InfoSAWIT, JAKARTA – Sebagai produsen sawit terbesar di dunia, Indonesia terus berupaya meningkatkan tata kelola sawit berkelanjutan demi memastikan dampak positif bagi pertumbuhan ekonomi dan penyerapan tenaga kerja. Dalam Rencana Pembangunan Jangka Menengah (RPJM), sektor ini menjadi unggulan, tidak hanya dalam penciptaan lapangan kerja tetapi juga dalam memenuhi kebutuhan pangan dan energi, termasuk program biodiesel B40.
Permintaan global terhadap produk sawit yang dihasilkan dengan praktik bertanggung jawab semakin meningkat, terutama di pasar Eropa dan Amerika. Untuk merespons hal ini, pemerintah telah mengeluarkan berbagai inisiatif guna memperkuat tata kelola industri sawit. Salah satunya adalah Instruksi Presiden Nomor 6 Tahun 2019 yang menjadi panduan bagi pemangku kepentingan dalam mendukung sektor sawit berkelanjutan. Tahun ini, pemerintah memutuskan untuk memperpanjang Rencana Aksi Nasional Kelapa Sawit Berkelanjutan (RAN KSB) hingga 2029.

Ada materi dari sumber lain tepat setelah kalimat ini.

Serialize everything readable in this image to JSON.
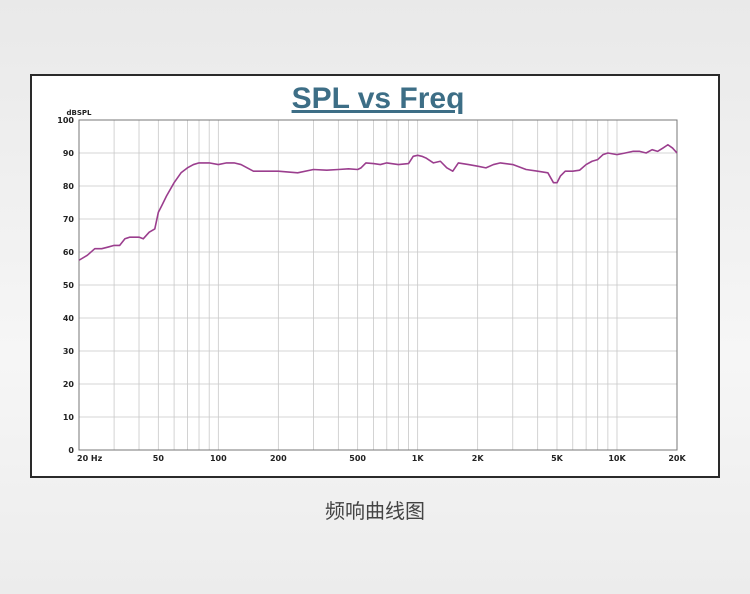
{
  "caption": "频响曲线图",
  "chart_data": {
    "type": "line",
    "title": "SPL vs Freq",
    "ylabel": "dBSPL",
    "xscale": "log",
    "xlim": [
      20,
      20000
    ],
    "ylim": [
      0,
      100
    ],
    "grid": true,
    "line_color": "#9b3e8e",
    "title_color": "#3d6e86",
    "yticks": [
      0,
      10,
      20,
      30,
      40,
      50,
      60,
      70,
      80,
      90,
      100
    ],
    "xticks": [
      {
        "value": 20,
        "label": "20  Hz"
      },
      {
        "value": 50,
        "label": "50"
      },
      {
        "value": 100,
        "label": "100"
      },
      {
        "value": 200,
        "label": "200"
      },
      {
        "value": 500,
        "label": "500"
      },
      {
        "value": 1000,
        "label": "1K"
      },
      {
        "value": 2000,
        "label": "2K"
      },
      {
        "value": 5000,
        "label": "5K"
      },
      {
        "value": 10000,
        "label": "10K"
      },
      {
        "value": 20000,
        "label": "20K"
      }
    ],
    "series": [
      {
        "x": [
          20,
          22,
          24,
          26,
          28,
          30,
          32,
          34,
          36,
          38,
          40,
          42,
          45,
          48,
          50,
          52,
          55,
          60,
          65,
          70,
          75,
          80,
          90,
          100,
          110,
          120,
          130,
          150,
          160,
          180,
          200,
          250,
          300,
          350,
          400,
          450,
          500,
          520,
          550,
          600,
          650,
          700,
          800,
          900,
          950,
          1000,
          1050,
          1100,
          1200,
          1300,
          1400,
          1500,
          1600,
          1800,
          2000,
          2200,
          2400,
          2600,
          3000,
          3500,
          4000,
          4500,
          4800,
          5000,
          5200,
          5500,
          6000,
          6500,
          7000,
          7500,
          8000,
          8500,
          9000,
          10000,
          11000,
          12000,
          13000,
          14000,
          15000,
          16000,
          17000,
          18000,
          19000,
          20000
        ],
        "y": [
          57.5,
          59,
          61,
          61,
          61.5,
          62,
          62,
          64,
          64.5,
          64.5,
          64.5,
          64,
          66,
          67,
          72,
          74,
          77,
          81,
          84,
          85.5,
          86.5,
          87,
          87,
          86.5,
          87,
          87,
          86.5,
          84.5,
          84.5,
          84.5,
          84.5,
          84,
          85,
          84.8,
          85,
          85.2,
          85,
          85.5,
          87,
          86.8,
          86.5,
          87,
          86.5,
          86.8,
          89,
          89.3,
          89,
          88.5,
          87,
          87.5,
          85.5,
          84.5,
          87,
          86.5,
          86,
          85.5,
          86.5,
          87,
          86.5,
          85,
          84.5,
          84,
          81,
          81,
          83,
          84.5,
          84.5,
          84.8,
          86.5,
          87.5,
          88,
          89.5,
          90,
          89.5,
          90,
          90.5,
          90.5,
          90,
          91,
          90.5,
          91.5,
          92.5,
          91.5,
          90
        ]
      }
    ]
  }
}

Meski sudah mencakup isu ketenagakerjaan, ruang dialog bagi pekerja sawit masih perlu diperluas. Presidensi Jaga Sawitan/Sekretaris Eksekutif JAPBUSI, Nursanna Marpaung, menyinggung berbagai isu ketenagakerjaan di industri sawit, termasuk kontrak kerja, upah, dan kondisi kerja yang layak. Hal ini kerap menjadi perhatian baik di dalam negeri maupun di pasar ekspor.
BACA JUGA: Perusahaan Sawit di Kalteng Diduga Langgar Aturan Gambut dan Terlibat Kebakaran Berulang
Berbagai upaya telah dilakukan untuk mengatasi isu-isu tersebut, seperti peningkatan pengawasan, sertifikasi mandatori ISPO, serta sertifikasi sukarela RSPO. “Namun, implementasinya masih menghadapi tantangan besar. Dalam sepuluh tahun terakhir, dialog sosial antara pekerja dan pengusaha di tingkat perusahaan serta rantai pasok telah berperan penting dalam memastikan pemenuhan hak pekerja dan peningkatan kondisi kerja,” katanya dalam keterangan resmi diterima InfoSAWIT, Rabu (26/2/2025).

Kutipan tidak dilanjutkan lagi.